U need to write a "wrapper" - a C routines that is called from fortran. Here how it is done:
f90 calling routine:
Call getp_ocl( P(1,1,I), PP(1,1,I), N1, 0, JPLEN, KPLEN, MY*NY, MZ*NZ, 0 )
Now the corresponding C routine is:
void getp_ocl_( double P, double TMP, int *LENX, int *IOFF, \
int *LENY, int *LENZ, int *YDIM, int *ZDIM, int *N_GPU )
Note the appended underscore in the c routine - this is needed
by most compilers - but not all. Test your sys for what works.
Compile the fortan part with -c option
Compile the C part (with gcc) also with -c. Do not forget the various
paths for loading the libs and include headers.
Link the *.o files with your linker.
Regarding math libs on amd gpus, you may find that you need to writre
your own stuff. I am currently using clFFT extensively but it does not
work (by design) on multiple gpu cards.

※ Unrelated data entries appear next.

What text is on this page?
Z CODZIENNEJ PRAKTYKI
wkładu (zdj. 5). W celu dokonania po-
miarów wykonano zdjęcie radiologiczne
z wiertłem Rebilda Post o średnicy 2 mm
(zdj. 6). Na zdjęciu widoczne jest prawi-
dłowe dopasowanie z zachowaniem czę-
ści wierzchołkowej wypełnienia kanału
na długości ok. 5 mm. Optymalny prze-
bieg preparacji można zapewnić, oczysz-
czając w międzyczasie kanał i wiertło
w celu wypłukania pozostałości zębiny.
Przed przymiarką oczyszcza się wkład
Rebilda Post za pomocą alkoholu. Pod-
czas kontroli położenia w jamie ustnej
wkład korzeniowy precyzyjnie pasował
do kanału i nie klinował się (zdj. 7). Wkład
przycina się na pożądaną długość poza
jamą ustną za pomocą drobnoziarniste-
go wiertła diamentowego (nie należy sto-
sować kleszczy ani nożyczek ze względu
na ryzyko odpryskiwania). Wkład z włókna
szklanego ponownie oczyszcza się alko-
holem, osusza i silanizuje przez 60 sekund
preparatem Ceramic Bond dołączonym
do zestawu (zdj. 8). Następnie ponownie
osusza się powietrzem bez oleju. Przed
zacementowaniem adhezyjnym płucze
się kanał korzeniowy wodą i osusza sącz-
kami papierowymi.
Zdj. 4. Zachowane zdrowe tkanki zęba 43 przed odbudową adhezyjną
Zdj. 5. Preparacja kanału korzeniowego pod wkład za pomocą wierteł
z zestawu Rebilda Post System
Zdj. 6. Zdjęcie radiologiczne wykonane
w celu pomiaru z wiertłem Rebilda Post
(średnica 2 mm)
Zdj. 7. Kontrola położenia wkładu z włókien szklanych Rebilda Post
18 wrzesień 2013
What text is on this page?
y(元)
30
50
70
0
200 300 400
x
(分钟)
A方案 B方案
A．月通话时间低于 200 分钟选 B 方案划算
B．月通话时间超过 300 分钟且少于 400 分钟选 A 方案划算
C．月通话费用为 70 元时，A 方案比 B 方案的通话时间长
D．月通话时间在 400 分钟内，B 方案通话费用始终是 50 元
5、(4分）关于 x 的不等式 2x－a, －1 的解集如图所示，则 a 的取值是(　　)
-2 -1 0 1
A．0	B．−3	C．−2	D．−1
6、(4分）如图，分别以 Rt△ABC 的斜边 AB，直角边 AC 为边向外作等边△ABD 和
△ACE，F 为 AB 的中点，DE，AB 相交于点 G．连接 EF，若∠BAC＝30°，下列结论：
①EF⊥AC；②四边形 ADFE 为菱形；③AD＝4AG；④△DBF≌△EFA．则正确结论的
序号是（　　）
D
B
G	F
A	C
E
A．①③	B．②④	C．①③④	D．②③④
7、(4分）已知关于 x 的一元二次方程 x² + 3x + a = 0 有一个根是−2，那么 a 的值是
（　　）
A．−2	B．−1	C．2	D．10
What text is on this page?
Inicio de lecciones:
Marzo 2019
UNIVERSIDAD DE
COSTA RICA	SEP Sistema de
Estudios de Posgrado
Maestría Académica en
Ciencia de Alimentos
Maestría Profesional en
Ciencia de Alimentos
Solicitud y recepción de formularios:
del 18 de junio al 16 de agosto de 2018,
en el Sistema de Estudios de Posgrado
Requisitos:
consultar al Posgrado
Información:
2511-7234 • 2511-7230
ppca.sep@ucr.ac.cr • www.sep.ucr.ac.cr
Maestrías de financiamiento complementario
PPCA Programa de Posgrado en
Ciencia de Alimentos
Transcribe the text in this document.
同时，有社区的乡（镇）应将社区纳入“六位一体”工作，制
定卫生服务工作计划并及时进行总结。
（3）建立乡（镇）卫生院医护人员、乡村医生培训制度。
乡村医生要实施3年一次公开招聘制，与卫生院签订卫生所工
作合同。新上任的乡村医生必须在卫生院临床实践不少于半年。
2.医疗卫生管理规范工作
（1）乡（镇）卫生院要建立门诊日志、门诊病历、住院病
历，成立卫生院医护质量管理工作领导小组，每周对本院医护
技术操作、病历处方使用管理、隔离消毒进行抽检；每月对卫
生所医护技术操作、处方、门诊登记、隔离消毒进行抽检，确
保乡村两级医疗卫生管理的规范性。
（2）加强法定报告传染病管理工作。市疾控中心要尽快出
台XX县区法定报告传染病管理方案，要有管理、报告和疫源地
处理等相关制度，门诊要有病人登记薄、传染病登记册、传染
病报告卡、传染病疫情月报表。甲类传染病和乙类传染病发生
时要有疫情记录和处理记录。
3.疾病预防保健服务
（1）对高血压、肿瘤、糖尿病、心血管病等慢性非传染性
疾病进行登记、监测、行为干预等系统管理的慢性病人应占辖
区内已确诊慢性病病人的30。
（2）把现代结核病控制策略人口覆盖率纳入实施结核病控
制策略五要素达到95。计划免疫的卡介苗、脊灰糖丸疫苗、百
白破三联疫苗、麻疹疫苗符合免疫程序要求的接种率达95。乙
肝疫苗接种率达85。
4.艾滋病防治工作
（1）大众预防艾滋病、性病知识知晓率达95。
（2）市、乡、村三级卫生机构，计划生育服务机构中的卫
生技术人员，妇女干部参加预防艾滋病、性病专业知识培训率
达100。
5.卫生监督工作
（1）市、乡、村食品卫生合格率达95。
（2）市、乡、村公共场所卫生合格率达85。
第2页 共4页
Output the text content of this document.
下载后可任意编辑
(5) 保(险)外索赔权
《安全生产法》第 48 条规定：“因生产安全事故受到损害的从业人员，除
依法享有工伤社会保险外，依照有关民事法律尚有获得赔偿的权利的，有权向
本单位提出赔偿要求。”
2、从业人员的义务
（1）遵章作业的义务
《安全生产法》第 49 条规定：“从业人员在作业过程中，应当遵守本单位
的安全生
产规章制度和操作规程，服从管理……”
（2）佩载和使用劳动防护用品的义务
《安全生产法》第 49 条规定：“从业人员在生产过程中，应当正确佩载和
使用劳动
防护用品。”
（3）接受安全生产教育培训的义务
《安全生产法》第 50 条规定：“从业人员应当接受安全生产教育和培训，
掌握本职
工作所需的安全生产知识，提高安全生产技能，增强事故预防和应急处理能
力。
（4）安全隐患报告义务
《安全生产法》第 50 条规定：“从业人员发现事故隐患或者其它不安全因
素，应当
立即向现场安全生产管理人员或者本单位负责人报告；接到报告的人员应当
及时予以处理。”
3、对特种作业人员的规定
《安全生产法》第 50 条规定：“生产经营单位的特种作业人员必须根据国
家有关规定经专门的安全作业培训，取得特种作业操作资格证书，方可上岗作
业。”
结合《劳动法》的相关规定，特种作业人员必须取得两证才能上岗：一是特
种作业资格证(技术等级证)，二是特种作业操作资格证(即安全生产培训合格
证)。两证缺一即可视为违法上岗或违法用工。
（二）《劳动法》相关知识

So I am now writing my own
Thanks but my question is about a sort of analogue (if there is) of cublas thunking and non-thunking. So, something provided from the library and not hand-made piece of software (error prone and performance critical):)
Last time I looked - about a year ago - thunking cuffts produced modest gains sp when
the io over pcie is taken into account. And surely, writing an interface routine to access
the manufacturer's software is a relatively safe process. And if performance is so critical,
it is very likely that u will have to try your hand programming.
All the best.